SELLAS Life Sciences rallied by almost 39.60 % during trading today. Whilst we have a beneficial short position in SELLAS, I was very excited by this development and feel that you should share in my excitement too. 

Today’s impressive rally was caused by Angelos Stergiou’s appearance on Fox News. Stergiou hopped on the AI bandwagon, claiming that SELLAS is a pioneer in AI, and touted the role that AI played in the development of GPS. This move comes amidst particular excitement, particularly on Fox News about the potential of AI in curing cancer, as highlighted by Donald Trump during the Stargate press conference on 21 Jan. To remind readers, Galinpepimut-s has been in development at least since 2017 and SELLAS has very little to do with AI - no matter how hard the CEO tries to ‘pump’ the share price on Fox News.
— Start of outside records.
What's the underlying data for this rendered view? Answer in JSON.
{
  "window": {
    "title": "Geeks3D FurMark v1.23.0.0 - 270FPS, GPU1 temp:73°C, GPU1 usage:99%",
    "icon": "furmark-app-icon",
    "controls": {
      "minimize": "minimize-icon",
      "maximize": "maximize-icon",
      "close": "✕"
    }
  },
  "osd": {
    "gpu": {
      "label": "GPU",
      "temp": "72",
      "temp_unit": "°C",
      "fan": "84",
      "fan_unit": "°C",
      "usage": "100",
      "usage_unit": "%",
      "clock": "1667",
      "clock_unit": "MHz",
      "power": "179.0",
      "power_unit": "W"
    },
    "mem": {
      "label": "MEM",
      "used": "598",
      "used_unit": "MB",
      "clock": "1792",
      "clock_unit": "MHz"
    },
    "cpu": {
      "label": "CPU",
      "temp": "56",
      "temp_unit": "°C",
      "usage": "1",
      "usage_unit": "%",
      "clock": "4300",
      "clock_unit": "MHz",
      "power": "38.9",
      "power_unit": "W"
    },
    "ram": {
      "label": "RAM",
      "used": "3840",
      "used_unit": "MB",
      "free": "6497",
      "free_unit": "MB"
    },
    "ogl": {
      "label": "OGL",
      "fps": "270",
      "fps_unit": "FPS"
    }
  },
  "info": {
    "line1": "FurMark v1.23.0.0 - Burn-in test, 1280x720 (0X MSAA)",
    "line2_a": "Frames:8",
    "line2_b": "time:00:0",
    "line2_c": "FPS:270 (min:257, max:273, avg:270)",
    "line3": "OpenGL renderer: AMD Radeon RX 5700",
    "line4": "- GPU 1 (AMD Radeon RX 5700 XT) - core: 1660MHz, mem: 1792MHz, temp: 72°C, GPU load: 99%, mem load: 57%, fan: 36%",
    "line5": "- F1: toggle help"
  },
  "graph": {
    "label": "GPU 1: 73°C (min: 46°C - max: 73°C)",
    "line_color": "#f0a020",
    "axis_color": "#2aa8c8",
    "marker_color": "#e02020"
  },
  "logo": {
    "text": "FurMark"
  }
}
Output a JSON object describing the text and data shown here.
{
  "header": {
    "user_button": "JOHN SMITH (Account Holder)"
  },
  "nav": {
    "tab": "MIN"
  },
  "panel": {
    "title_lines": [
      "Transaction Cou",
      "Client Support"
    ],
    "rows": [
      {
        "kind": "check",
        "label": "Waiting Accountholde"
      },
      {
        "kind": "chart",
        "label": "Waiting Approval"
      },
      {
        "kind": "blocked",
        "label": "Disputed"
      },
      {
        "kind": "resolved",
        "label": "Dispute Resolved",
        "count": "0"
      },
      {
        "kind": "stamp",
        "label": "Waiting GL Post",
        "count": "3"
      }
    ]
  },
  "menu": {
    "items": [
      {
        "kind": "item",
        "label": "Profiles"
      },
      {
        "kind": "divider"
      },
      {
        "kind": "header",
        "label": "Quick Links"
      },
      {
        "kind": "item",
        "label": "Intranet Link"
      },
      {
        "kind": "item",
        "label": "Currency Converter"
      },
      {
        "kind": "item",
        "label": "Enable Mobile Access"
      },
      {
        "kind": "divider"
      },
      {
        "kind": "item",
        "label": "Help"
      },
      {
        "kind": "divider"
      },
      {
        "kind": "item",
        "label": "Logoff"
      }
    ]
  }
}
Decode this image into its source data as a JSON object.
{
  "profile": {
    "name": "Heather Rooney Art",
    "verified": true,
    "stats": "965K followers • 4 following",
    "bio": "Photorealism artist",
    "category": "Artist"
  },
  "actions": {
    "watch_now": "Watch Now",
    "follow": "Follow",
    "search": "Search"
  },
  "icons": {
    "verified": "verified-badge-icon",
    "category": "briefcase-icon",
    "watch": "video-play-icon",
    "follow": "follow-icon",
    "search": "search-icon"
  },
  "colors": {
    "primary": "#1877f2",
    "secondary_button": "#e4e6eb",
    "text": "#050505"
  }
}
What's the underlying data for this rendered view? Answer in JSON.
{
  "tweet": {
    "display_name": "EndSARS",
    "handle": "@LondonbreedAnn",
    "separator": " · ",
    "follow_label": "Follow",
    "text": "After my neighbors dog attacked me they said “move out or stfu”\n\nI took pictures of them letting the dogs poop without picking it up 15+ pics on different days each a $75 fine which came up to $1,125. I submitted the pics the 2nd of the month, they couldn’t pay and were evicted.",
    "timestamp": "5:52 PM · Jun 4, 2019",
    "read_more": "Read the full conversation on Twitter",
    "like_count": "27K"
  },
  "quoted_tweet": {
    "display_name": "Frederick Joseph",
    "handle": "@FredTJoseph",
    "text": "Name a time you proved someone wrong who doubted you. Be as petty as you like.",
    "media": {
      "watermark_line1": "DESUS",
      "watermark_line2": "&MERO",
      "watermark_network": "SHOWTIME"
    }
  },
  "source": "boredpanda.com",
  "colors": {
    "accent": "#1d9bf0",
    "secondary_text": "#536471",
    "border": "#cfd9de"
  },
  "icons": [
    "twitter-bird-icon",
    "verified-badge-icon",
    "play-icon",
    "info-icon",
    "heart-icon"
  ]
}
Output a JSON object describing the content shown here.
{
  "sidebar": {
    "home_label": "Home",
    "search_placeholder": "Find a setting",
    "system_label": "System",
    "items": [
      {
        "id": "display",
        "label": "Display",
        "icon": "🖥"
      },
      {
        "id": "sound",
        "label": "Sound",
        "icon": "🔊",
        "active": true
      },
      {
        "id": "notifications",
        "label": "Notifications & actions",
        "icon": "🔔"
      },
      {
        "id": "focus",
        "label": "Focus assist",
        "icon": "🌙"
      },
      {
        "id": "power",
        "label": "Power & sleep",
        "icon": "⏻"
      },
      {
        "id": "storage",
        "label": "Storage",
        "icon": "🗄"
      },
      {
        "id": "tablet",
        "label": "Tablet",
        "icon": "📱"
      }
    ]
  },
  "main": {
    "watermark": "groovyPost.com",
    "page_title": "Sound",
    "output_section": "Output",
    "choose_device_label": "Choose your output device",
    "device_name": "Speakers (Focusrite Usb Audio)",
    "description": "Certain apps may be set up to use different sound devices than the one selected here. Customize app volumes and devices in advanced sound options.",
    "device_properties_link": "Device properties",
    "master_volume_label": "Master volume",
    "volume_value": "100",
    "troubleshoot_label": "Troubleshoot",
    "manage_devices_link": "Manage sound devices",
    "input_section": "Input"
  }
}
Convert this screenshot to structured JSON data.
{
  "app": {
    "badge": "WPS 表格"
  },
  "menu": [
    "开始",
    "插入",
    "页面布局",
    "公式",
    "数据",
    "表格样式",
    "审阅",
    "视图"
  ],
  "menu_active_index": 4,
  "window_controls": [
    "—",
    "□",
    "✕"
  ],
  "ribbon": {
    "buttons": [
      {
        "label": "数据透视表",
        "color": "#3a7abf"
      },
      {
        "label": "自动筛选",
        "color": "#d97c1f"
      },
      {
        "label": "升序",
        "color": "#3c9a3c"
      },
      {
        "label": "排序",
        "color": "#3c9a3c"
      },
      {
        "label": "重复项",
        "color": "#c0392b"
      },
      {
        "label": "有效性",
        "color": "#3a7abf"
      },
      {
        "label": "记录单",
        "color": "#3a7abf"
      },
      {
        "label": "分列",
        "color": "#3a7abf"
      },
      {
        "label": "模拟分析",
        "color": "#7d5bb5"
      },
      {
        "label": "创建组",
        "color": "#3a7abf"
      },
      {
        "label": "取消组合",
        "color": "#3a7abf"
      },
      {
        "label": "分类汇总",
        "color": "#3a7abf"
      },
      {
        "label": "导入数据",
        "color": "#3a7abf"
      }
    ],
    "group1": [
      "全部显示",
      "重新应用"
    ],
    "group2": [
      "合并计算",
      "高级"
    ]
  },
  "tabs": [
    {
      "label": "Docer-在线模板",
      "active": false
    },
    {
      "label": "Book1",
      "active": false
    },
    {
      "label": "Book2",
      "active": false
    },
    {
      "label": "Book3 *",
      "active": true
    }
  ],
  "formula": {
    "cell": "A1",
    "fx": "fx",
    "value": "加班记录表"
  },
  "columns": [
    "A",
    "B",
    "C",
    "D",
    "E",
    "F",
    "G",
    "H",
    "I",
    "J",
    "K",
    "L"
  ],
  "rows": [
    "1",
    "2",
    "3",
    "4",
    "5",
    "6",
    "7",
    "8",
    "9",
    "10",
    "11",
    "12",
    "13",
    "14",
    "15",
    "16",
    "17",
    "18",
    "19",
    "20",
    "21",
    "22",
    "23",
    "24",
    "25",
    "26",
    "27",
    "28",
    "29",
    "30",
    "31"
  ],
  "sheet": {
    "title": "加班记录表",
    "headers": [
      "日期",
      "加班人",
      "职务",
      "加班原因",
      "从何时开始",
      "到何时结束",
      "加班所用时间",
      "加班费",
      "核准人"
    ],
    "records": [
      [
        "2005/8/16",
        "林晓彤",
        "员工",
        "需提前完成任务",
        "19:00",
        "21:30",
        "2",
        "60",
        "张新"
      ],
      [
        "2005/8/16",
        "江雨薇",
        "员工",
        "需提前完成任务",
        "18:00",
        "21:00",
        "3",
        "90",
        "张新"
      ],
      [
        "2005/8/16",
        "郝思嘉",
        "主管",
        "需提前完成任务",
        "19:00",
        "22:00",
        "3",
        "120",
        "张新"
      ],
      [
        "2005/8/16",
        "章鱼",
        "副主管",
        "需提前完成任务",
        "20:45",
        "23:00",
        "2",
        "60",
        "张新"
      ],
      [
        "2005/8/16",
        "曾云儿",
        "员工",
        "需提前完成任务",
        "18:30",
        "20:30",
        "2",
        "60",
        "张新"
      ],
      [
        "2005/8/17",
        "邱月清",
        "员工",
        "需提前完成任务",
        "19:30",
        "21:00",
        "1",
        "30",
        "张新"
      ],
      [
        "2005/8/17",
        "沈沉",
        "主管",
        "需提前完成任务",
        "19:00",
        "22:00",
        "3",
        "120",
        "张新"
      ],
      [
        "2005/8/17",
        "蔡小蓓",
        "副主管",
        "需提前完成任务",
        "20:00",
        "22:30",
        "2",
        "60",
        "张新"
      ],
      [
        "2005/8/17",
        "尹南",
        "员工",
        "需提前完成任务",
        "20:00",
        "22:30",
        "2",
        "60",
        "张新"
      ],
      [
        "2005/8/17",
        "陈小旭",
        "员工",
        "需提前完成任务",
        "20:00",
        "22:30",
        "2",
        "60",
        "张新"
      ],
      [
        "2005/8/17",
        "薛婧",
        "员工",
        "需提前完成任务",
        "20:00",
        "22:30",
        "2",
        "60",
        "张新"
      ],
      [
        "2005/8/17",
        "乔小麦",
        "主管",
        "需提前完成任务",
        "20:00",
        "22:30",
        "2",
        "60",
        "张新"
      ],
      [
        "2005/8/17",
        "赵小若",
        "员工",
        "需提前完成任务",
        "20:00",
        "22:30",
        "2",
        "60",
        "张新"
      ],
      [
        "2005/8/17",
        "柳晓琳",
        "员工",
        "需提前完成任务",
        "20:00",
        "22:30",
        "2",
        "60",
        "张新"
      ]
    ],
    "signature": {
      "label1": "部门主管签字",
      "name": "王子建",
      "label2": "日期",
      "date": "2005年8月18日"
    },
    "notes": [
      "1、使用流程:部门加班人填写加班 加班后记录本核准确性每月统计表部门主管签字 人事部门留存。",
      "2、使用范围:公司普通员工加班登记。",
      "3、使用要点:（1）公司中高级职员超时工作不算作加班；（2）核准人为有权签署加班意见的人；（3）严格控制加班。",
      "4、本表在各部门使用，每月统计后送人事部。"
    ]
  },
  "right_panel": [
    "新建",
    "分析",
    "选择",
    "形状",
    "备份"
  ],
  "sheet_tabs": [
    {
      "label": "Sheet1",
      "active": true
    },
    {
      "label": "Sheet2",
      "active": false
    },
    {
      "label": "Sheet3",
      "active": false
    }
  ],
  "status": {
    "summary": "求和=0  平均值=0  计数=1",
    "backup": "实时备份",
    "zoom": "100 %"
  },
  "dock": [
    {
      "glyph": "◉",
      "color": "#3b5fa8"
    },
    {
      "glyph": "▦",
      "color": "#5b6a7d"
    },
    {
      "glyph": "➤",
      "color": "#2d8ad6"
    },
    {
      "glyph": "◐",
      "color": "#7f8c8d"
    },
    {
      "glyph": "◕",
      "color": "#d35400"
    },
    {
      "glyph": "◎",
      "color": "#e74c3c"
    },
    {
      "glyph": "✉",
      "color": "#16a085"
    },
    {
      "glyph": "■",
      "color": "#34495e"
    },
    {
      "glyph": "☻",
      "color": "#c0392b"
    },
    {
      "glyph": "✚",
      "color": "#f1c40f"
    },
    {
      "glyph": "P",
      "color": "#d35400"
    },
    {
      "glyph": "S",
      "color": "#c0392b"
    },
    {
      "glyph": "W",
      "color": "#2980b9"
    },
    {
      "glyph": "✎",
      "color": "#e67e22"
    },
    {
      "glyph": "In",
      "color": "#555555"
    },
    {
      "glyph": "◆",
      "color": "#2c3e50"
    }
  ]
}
In addition, Maxim Group’s Jason McCarthy reiterated his BUY rating on SELLAS Life Sciences. These two factors are likely to have introduced many new investors to SELLAS, which is likely to be driving most of the price action today. 

The timing of these two events makes me think that an RDO may be coming sooner rather than later. In our previous article, I highlighted that the company is running low on cash and is due for bankruptcy in mid 2025 - forcing them to seek additional public financing as they have done many times in the past when their cash is low. This creates strong incentive for management and affiliated parties to increase the share price to make sure that the RDO happens on favourable terms. Whilst Stergio’s role here is obvious, perhaps investors need reminding that Maxim Group has acted as a placement agent in the overwhelming majority of SELLAS RDO’s as of late, and stand to benefit massively from a strong share price during the upcoming offering. Jason McCarthy also has an unfortunate 29% success rate and an unimpressive average return per rating of -14.10%, making his BUY rating on SELLAS a rather bullish indicator.